Is there room in the market for yet another streaming service? Viacom thinks so. The company, on its earnings call on Thursday, said it's planning to launch its own ad-supported streaming service by September 2018, the end of its fiscal year. The service will include "tens of thousands of hours of content" from across Viacom's library.
Viacom had hinted about its plans in streaming before, but it shared a few more details on the call about what the service will include. The company, which owns cable TV channels like MTV and Comedy Central, already licenses some of its content to other streaming services like Sling TV and DirecTV Now, as well as newcomer Philo (which it's invested in.)
But it's also withheld a lot from third-parties, which it believes will be a strategic advantage.

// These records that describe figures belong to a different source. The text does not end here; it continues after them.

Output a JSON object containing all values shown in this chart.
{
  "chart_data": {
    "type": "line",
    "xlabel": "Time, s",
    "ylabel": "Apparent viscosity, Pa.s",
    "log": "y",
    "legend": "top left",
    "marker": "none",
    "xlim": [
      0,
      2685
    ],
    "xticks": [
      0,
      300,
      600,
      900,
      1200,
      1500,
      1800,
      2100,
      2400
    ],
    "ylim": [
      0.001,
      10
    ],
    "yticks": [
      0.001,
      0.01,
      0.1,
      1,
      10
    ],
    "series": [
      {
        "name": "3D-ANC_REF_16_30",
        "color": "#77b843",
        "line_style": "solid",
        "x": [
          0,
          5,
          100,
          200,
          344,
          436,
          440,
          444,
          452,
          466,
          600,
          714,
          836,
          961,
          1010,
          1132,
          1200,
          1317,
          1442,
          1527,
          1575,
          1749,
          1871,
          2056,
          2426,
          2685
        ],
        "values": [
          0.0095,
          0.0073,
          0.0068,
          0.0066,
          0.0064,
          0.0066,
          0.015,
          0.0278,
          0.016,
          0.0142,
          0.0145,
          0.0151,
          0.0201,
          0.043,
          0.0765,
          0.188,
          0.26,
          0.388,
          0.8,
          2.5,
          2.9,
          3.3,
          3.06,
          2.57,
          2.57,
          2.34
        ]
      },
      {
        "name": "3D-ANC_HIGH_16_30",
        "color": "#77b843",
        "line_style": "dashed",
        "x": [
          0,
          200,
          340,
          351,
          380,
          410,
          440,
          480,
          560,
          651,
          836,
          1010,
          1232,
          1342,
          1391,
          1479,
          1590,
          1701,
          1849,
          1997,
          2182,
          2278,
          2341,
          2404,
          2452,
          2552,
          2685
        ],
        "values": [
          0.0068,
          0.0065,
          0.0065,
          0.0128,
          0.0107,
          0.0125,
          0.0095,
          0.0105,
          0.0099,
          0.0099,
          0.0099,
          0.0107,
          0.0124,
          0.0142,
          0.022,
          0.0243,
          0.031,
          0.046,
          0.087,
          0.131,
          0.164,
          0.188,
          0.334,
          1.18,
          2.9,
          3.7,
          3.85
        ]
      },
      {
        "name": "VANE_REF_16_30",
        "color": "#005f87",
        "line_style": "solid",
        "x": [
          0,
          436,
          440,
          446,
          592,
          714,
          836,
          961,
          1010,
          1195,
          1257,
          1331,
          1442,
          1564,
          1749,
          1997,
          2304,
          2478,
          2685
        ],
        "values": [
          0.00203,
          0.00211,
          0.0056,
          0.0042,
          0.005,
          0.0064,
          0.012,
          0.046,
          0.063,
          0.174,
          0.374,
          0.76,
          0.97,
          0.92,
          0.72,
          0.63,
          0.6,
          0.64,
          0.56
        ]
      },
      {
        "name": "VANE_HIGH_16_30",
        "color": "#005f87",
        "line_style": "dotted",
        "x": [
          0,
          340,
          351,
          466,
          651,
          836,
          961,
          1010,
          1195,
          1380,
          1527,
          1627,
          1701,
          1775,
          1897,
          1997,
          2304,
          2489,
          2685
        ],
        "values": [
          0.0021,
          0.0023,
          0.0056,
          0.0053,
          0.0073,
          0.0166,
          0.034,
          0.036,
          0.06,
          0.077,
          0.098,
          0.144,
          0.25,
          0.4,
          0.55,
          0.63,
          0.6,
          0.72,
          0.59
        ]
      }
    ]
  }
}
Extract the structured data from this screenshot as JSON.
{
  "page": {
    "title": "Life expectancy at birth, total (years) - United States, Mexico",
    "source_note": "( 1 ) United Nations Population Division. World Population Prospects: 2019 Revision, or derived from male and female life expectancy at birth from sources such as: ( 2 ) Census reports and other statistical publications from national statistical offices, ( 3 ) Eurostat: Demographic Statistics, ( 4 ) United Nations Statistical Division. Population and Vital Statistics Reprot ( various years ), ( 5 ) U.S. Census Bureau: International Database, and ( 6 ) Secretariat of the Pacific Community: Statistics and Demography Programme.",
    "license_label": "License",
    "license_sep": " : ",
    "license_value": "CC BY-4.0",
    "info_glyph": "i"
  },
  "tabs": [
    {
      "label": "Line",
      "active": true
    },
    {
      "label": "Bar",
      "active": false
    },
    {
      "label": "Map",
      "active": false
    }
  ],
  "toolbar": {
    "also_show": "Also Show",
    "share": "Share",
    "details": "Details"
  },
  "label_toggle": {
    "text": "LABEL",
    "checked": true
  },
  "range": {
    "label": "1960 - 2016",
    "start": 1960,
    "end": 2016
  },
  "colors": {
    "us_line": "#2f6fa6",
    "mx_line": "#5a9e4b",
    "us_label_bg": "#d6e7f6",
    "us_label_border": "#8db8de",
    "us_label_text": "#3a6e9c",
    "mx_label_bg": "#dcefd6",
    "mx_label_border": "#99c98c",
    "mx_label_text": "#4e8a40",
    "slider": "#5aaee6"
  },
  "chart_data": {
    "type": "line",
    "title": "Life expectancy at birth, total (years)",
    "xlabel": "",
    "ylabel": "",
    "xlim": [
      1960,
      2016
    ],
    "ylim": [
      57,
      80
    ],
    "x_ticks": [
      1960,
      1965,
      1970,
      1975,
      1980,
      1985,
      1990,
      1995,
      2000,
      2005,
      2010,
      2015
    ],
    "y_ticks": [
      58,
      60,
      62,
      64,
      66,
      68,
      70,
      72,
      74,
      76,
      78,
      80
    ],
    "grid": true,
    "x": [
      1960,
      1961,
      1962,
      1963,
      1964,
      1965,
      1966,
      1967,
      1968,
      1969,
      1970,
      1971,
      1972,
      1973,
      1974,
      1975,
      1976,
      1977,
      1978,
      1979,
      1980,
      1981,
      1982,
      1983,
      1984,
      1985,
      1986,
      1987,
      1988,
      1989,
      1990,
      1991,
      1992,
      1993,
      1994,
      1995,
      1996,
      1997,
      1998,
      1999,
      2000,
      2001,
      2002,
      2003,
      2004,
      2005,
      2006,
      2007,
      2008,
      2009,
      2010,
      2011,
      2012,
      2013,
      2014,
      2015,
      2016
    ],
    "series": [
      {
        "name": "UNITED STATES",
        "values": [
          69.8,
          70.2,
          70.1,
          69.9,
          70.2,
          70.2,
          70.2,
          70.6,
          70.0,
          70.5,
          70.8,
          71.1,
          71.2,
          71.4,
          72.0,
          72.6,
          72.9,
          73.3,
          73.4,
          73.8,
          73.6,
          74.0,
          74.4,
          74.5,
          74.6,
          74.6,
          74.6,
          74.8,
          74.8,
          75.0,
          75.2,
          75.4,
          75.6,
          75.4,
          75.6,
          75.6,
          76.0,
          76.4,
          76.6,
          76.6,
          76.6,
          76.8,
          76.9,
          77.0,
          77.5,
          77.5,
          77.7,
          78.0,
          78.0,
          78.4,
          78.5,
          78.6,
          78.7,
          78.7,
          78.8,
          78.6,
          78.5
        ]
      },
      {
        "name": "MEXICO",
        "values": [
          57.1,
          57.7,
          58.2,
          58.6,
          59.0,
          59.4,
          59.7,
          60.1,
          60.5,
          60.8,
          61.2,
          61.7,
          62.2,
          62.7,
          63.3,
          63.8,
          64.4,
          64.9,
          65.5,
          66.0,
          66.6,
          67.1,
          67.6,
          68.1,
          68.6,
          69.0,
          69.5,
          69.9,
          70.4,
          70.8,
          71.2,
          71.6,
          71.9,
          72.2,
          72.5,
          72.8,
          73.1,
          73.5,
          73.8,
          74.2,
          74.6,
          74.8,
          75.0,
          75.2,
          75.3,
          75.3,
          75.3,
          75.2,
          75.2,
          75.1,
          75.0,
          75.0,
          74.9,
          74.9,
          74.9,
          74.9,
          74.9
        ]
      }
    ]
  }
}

"It's going to be rolled out in the U.S., in terms of the amount of content that it's going to have, it's going to have tens of thousands of hours of content that cut across the library we have on a global basis. And it's important to note one of the reasons that we are able to do this is that we've chosen to curtail the amount of content that we license into third-party B2C experiences," said Viacom CFO Wade Davis, on the call.
That's hurt Viacom in the short-term, he noted, because the company hasn't been able to fully take advantage of the licensing revenue it could have otherwise pulled in from other subscription video on-demand services.
The company didn't precisely detail what the new service would include, in terms of programming, but did hint that Viacom will tap into its larger portfolio to differentiate its offering with content that can't necessarily be found elsewhere.
"You should assume that we are really putting all of Viacom's assets against this," Davis added, noting that Viacom's brands span categories like kids and family, music, comedy, African-American, and general entertainment. He also referenced Viacom's entertainment presence via its brands Paramount, Paramount TV and the new Paramount Network, but didn't specifically say how Paramount content would come into play in the new offering.
Additionally, the company stressed that the service is not designed for cord cutters, necessarily. That means, it's not positioned as a way to watch Viacom's programming when you ditch your cable or satellite TV subscription in favor of streaming.
Instead, Viacom says it sees it as an "MVPD [multichannel video programming distributor, like a cable TV provider] complement product."